La politique et les querelles de partis et de personnes sévissent
en tempête: est-il bien sûr que nous en soyons ou que nous en
serons plus heureux?
On a scrutiné dans tout l’arrondissement le 5 mai pour
le renouvellement des Conseils municipaux.
La bataille a été passionnée
dans notre ville qui a rénové presque entièrement son
assemblée communale et qui s’est offert une municipalité nouvelle,
composée de MM. Bouilloux-Lafont, maire, Lescuyer et Léauté
adjoints.
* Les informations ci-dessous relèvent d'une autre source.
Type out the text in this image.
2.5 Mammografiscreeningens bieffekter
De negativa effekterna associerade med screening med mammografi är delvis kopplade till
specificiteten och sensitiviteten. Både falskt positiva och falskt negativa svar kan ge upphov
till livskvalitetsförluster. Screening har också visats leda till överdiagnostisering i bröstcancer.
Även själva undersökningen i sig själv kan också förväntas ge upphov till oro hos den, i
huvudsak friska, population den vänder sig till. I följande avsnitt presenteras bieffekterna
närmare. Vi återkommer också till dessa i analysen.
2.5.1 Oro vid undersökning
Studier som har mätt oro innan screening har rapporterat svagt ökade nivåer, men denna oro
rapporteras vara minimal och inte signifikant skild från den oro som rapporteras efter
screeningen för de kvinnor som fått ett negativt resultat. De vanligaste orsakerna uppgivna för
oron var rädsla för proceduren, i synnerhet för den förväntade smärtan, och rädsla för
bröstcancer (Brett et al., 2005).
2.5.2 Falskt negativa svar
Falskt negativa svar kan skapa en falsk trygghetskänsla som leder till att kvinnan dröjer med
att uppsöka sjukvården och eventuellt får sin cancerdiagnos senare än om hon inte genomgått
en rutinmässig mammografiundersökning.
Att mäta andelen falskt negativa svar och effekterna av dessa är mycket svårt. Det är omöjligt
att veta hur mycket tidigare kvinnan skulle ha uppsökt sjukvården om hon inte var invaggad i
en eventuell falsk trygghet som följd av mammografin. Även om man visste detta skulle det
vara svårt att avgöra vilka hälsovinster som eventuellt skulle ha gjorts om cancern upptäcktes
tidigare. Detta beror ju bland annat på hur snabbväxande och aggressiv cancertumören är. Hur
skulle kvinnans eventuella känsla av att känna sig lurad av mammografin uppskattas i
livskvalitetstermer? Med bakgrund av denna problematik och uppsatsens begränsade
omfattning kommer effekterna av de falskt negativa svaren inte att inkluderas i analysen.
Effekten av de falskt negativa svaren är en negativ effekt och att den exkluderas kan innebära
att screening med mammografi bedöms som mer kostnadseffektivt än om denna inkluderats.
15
La poussière du combat n’est pas encore tombée,
à en juger par les dernières séances où une
sourde bataille entre nos édiles d’hier et ceux d’aujourd’hui se
continue sur plusieurs terrains, notamment celui du chemin de fer départemental
qui roule pourtant et celui des relations entre l’Hôtel de Ville,
le Bureau de bienfaisance et la Caisse d’Epargne. La nouvelle municipalité
a formulé divers projets de réformes, unification des emprunts,
adoption du compteur à eau Continental, création d’une ville
haute à Guinette, installation à Étampes de l’hospice
des Quinze-Vingts. La réforme du service des eaux se rappelle aussi
à l’attention du Conseil, qui a donc du pain sur la planche. Rappelons
encore l’élection de M. Chambellan au Conseil d’arrondissement, le
30 juin pour le canton d’Étampes.
Fait sensationnel: le chemin de fer départemental a
été ouvert entre Étampes et Milly-Corbeil. Il a fallu
que les wagons roulent et que les locomotives sifflent pour que les incrédules
se rendent à l’évidence. Et les oppositions et les critiques
se sont fait entendre jusqu’au dernier moment.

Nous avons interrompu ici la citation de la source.